What do you do with a self-deceived individual? Do you leave him alone? Let him run his course of distortion and lies? Jesus doesn’t think so. He comes looking for the Laodicean church and sends a message where he introduces himself as the “Amen, the Faithful and True Witness.” Only a true friend, someone who cares, can offer solutions, resources, and council when you are in trouble. God reminds this self-deceived church that “Those whom I love I rebuke and discipline.” Rev. 3:19. Jesus describes the Laodicean church in radically honest terms, their condition requires transparent communication. They need someone who can be congruent and authentic with them. Then He kindly tells them that if riches are what they desire, that He has true gold refined in fire, if they desire fine clothing, He can offer white garments to wear and because they are obviously blind, He offers them eye salve so they can awaken from the stupor of self-deception, to see again (Rev.3:18).

Truth and deception cannot cohabitate; they are mutually exclusive. So when Jesus is allowed to come into the human experience, He brings healing, salvation, truth, eye salve and an individual’s experience is changed forever. The only solution for the Laodicean experience is to open the door to Jesus who is on the outside. Jesus’ presence and His word in the heart are transformational because they bring truth, and truth has the power to change everything.

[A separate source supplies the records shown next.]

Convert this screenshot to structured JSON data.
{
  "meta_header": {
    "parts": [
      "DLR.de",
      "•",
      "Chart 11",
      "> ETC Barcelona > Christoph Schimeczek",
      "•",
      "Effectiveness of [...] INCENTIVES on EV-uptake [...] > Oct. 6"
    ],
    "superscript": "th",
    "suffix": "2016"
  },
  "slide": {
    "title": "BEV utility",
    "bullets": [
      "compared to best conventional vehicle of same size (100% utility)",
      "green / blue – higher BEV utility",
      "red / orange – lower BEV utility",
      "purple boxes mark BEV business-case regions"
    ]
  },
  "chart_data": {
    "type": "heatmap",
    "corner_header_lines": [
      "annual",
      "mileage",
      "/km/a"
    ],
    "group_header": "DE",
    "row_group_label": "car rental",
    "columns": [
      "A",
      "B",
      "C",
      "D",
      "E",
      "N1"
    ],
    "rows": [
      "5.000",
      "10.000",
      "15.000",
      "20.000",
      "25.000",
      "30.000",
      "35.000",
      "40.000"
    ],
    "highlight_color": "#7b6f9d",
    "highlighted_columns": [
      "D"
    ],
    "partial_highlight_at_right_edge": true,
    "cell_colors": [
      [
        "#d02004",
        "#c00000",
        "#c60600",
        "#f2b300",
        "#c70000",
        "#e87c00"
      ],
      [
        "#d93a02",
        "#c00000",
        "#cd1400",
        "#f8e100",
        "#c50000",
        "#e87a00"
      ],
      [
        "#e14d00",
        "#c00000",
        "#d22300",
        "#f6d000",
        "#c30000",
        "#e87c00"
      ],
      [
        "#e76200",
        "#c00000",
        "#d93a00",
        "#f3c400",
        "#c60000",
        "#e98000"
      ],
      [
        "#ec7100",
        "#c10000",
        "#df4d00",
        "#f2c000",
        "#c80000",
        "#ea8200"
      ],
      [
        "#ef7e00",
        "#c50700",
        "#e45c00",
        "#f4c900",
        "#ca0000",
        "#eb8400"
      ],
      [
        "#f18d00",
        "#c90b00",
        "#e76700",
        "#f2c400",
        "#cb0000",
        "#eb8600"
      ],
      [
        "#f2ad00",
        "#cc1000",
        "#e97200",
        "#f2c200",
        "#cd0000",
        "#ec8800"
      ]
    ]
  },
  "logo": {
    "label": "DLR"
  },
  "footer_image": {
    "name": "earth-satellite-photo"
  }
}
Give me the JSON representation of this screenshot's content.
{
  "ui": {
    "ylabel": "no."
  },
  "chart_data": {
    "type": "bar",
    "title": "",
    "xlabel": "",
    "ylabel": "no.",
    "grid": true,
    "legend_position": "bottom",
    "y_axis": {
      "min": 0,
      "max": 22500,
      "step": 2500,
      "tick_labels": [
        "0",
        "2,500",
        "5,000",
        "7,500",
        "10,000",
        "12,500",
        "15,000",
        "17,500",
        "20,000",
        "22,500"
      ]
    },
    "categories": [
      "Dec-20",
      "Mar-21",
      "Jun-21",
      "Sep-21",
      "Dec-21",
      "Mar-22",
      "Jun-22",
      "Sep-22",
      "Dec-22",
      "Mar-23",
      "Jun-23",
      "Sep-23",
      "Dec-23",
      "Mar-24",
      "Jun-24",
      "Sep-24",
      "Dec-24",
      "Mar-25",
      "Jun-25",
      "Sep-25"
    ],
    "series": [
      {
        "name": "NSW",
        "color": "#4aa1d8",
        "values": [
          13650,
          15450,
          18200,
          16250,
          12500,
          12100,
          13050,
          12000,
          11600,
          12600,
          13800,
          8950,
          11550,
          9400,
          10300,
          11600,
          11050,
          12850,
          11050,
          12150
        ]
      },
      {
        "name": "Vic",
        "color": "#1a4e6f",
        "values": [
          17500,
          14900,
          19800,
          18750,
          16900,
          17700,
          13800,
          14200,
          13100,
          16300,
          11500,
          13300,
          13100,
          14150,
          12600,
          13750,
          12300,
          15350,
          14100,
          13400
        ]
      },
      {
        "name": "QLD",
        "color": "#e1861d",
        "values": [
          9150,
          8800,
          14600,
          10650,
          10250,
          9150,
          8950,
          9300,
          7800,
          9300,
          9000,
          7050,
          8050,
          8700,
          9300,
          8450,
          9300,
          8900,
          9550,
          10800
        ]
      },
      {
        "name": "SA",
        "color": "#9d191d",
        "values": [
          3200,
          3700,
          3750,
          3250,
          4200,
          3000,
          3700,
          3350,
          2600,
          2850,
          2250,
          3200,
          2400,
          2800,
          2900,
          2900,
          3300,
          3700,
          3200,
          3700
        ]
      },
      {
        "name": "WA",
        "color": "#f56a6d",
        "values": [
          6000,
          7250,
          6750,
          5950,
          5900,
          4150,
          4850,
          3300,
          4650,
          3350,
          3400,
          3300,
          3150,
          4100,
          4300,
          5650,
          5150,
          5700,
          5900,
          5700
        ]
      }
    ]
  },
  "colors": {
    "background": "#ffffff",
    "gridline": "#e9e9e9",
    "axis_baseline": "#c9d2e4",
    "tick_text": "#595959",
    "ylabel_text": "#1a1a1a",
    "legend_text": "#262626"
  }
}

Paul wrote to the Romans “I am not ashamed of the gospel, because it is the power of God for the salvation of everyone who believes: first the Jew, he for the Gentile. For in the gospel the righteousness of God is revealed, a righteousness that is by faith from first to last, just as it is written: “The righteousness will live by faith” (Rom. 116-17 NIV). In his epistle to the Hebrews Paul writes: “For the word of God is living and powerful, and sharper than any two-edged sword, piercing even to the division of soul and spirit, and of joints and marrow, and is a discerner of the thoughts and intents of the heart” Heb. 4:12.

I humbly invite you to explore the possibility that there may be areas in your life and ministry where you may be self-deceived. There may be aspects of your personality and relational skills that are not necessarily visible to you. Could it be that you may think that Jesus is in the house when indeed He is on the outside? Could it be that your greatest personal need, even as a gospel minister, is for a fresh falling of Jesus’s compassionate love, grace and righteousness? If it is, He is patiently waiting at the door.